Ethiopian politics continues to be a shouting match between the vocal minority that are adept at drowning out the silent majority. From the leaders of government and political parties to social media activists a handful of individuals are engaged in a deathly struggle to assume or consolidate power totally oblivious to the notion that the very the voiceless masses they hold in contempt. Consequently, the public has been sidelined from having a say in determining the fate of the country as though this is the exclusive province of the few and in the process subjected to endless ordeal. This has immeasurably harmed the democratization process and perpetuated abject poverty in Ethiopia.
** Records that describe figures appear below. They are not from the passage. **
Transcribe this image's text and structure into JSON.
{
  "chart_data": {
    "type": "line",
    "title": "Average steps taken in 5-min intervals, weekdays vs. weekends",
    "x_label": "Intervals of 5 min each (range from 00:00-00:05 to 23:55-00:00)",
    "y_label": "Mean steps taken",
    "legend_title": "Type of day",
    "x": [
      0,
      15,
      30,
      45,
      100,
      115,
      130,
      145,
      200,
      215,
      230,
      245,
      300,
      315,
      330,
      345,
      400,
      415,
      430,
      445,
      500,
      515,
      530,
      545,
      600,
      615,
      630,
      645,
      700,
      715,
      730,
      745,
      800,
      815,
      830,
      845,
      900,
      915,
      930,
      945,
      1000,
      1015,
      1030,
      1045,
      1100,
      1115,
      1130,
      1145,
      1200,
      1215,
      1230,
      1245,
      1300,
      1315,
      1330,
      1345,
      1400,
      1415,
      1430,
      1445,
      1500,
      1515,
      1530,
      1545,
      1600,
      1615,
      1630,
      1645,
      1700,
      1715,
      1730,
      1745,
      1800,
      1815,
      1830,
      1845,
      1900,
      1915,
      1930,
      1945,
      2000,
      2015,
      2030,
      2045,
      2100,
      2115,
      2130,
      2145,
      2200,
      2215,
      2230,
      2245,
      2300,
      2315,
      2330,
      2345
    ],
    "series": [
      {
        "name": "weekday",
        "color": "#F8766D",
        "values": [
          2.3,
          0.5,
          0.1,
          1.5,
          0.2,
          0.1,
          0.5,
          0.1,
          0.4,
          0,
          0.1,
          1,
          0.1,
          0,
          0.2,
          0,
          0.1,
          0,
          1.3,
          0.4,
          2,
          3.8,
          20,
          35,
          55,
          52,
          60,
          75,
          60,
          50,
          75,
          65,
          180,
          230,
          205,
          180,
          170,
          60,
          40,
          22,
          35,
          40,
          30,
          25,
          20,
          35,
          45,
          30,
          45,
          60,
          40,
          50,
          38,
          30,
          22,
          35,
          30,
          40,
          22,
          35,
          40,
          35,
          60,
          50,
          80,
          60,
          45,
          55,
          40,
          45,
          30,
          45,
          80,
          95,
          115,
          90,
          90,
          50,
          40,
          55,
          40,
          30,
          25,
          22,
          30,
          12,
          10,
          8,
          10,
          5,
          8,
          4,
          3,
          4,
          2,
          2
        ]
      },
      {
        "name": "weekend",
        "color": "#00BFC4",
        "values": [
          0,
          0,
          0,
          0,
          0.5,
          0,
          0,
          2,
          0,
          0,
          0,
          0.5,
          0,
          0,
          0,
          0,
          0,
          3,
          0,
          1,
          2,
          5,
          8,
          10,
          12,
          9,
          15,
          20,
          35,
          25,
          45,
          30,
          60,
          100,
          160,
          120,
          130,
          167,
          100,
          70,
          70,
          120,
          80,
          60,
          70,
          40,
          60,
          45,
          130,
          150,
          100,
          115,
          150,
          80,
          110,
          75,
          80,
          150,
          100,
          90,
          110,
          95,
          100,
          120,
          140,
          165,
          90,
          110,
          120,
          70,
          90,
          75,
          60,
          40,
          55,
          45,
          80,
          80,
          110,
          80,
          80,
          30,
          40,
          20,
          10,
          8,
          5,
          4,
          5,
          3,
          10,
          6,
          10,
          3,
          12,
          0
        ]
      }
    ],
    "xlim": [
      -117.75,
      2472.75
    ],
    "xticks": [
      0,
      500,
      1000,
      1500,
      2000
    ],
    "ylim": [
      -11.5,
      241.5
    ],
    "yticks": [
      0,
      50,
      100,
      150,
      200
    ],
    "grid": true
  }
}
Ever the since of modern politics in Ethiopia a succession of tyrants have used the nation and its people as lab rats on which they experimented such ideologies as Marxism and Revolutionary Democracy that have set the country back decades. Though they could have instituted an indigenous system of governance truly reflective of the will of the people, they chose to foist on the people’s ideologies lacking social basis that were imported wholesale without adapting them to the nation’s unique conditions. Moreover, peddling false and unsubstantiated narratives that, inter alia, erode the shared values Ethiopians have developed over centuries and helped them co-exist harmoniously; sow division rather than promote pluralism, and defeat nation-building endeavors have become their pastime. To make matters worse it’s virtually the political elite alone that are participating in dialogues which play a critical role in shaping the future of the people. These exclusionary dialogues are not only an exercise in futility, but also disenfranchise the masses.
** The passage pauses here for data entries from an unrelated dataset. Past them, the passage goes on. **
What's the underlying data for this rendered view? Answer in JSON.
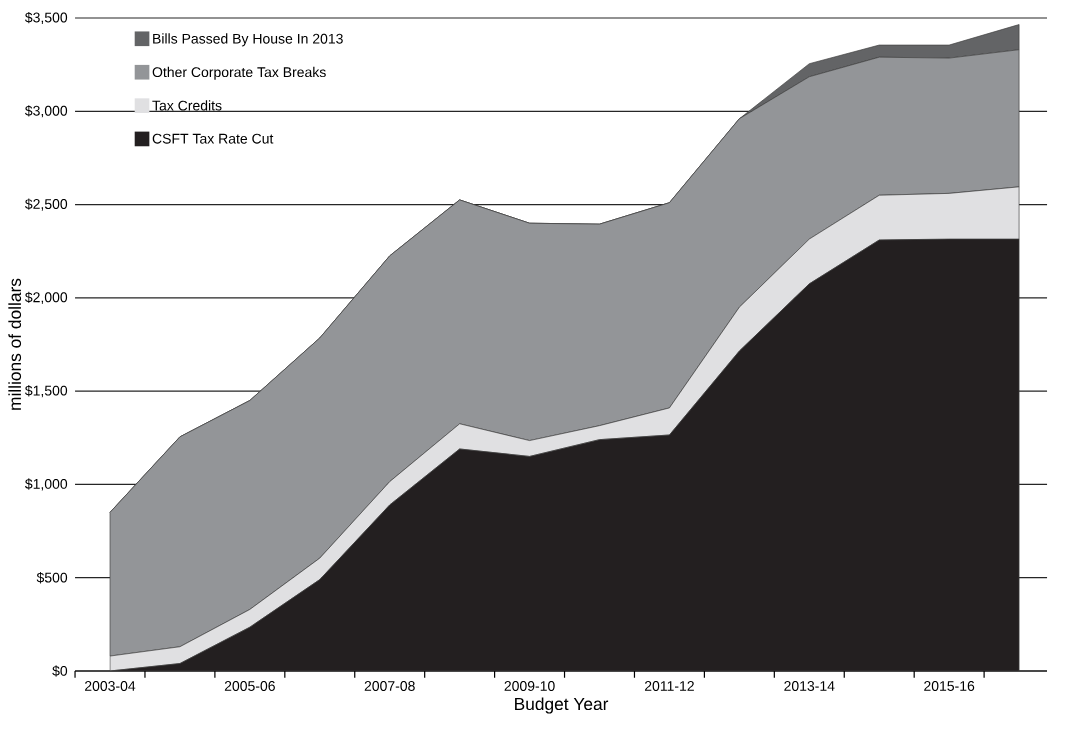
{
  "chart_data": {
    "type": "area",
    "stacked": true,
    "xlabel": "Budget Year",
    "ylabel": "millions of dollars",
    "categories": [
      "2003-04",
      null,
      "2005-06",
      null,
      "2007-08",
      null,
      "2009-10",
      null,
      "2011-12",
      null,
      "2013-14",
      null,
      "2015-16",
      null
    ],
    "series": [
      {
        "name": "CSFT Tax Rate Cut",
        "color": "#231f20",
        "values": [
          0,
          40,
          235,
          490,
          890,
          1190,
          1150,
          1240,
          1265,
          1715,
          2075,
          2310,
          2315,
          2315
        ]
      },
      {
        "name": "Tax Credits",
        "color": "#e0e0e2",
        "values": [
          80,
          90,
          95,
          115,
          125,
          135,
          85,
          75,
          145,
          235,
          240,
          240,
          245,
          280
        ]
      },
      {
        "name": "Other Corporate Tax Breaks",
        "color": "#939598",
        "values": [
          770,
          1125,
          1120,
          1180,
          1210,
          1200,
          1165,
          1080,
          1100,
          1010,
          870,
          740,
          725,
          735
        ]
      },
      {
        "name": "Bills Passed By House In 2013",
        "color": "#636466",
        "values": [
          0,
          0,
          0,
          0,
          0,
          0,
          0,
          0,
          0,
          0,
          70,
          65,
          70,
          135
        ]
      }
    ],
    "ylim": [
      0,
      3500
    ],
    "yticks": [
      {
        "value": 0,
        "label": "$0"
      },
      {
        "value": 500,
        "label": "$500"
      },
      {
        "value": 1000,
        "label": "$1,000"
      },
      {
        "value": 1500,
        "label": "$1,500"
      },
      {
        "value": 2000,
        "label": "$2,000"
      },
      {
        "value": 2500,
        "label": "$2,500"
      },
      {
        "value": 3000,
        "label": "$3,000"
      },
      {
        "value": 3500,
        "label": "$3,500"
      }
    ],
    "grid": "y",
    "legend": "top left"
  }
}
The destiny of the Ethiopian public must neither be put up for negotiation nor decided by politicians or the elite for they only have their interest at heart and do not care an iota about the welfare of the people and have no qualms over using the youth, who ought to be raised to become responsible citizens, as cannon fodders that do their bidding. While the privileged few abuse their power and wealth to live a life of luxury and enroll their kids to the best schools, the majority poor lead a miserable life and have no choice but to send their children to mediocre schools. It’s the lives and properties of the wretched masses which are destroyed in the intercommunal conflicts they stoke, not theirs. That’s why the vocal minority must not be allowed to decide the destiny of the silent majority.
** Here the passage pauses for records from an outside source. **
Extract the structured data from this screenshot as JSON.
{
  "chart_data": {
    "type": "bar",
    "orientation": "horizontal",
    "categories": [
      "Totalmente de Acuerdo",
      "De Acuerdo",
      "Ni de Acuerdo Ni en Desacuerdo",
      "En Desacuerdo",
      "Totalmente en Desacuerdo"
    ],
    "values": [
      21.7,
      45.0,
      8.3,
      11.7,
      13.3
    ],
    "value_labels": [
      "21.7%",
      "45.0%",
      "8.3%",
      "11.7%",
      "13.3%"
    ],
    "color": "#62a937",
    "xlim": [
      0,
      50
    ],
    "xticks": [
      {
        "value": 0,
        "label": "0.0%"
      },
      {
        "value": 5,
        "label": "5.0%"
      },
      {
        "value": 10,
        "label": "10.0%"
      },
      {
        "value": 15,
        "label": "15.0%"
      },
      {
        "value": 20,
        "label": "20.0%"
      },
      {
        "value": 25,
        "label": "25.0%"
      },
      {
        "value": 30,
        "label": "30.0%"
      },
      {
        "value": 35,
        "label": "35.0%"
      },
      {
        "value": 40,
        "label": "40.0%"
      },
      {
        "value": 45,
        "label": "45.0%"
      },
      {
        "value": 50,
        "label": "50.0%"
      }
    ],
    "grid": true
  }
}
One of the imperatives necessitating an end to the entrenched habit of rendering the masses voiceless is the turning of Ethiopian politics into the battleground of implacably opposed forces bent on crushing each other regardless of the collateral damage. For instance, efforts to lay the democratization process on a firm foundation, which got underway following the seismic political change over two years now, have been impeded by political actors that were unhappy with the reforms that have been introduced since then. Although the return of a number of exiled politicians and activists was expected to contribute to broadening the political space, the country was rocked by an unprecedented level of ethnic and religious conflicts. The radical ethno-nationalists among them are particularly to blame for a spate of violence that led to the death and injury of thousands of innocent civilians, the displacement of millions more from their homes as well as the destruction of both public and hard-earned private property. To rub salt into the wound many of the architects and perpetrators of the violence were not held to account for their misdeeds. When the powerful few tramples on the voiceless majority mayhem and destruction are bound to ensue. This is precisely what has been happening in Ethiopia.
A select few people that managed to grab the reins of power without public consent have robbed the country blind and perpetrated countless other crimes. Individuals and groups related by marriage or belonging to network sharing financial or other interests have carried out atrocities in the name of the public. Aside from committing egregious human rights violations they have gamed the system to enrich themselves and their ilk to the tune of billions. They and their partners-in-crime have incited and continue to incite conflicts through various mainstream media outlets and social media cadres they control in order to cover up their sins, derail the ongoing reform and engineer a return to the “throne”. The masses have been sacrificed on the altar of the power for the few. This travesty has got to stop.
The hopes of citizens to see an Ethiopia where they live in peace, freedom, equality and justice have been dashed by a few bad apples intent on remaking the nation in their own image. Plots to inflame sectarian violence with intent to tear apart a people that have gone together through the good times and the bad times and defended their nation against aggression are exacting a heavy toll. Devoid of a vision for a better Ethiopia the masterminds behind this destructive agenda are disseminating patently false narratives that instigate tensions and detract from development efforts. If the nation’s elites truly have its interest at heart they should be the voice of the voiceless masses instead of acting as the echo chamber of the few. They would do well to appreciate that the people’s claim to sovereign power finds practical expression in their ability to be heard. It’s also incumbent on them to seek an antidote for the vitriolic narratives inciting the youth to violence and inspire them to focus their energy on education and voluntary service. Let’s close together the chapter where the few do whatever they please at the expense of the masses; let’s say no to the vocal minority silencing the majority!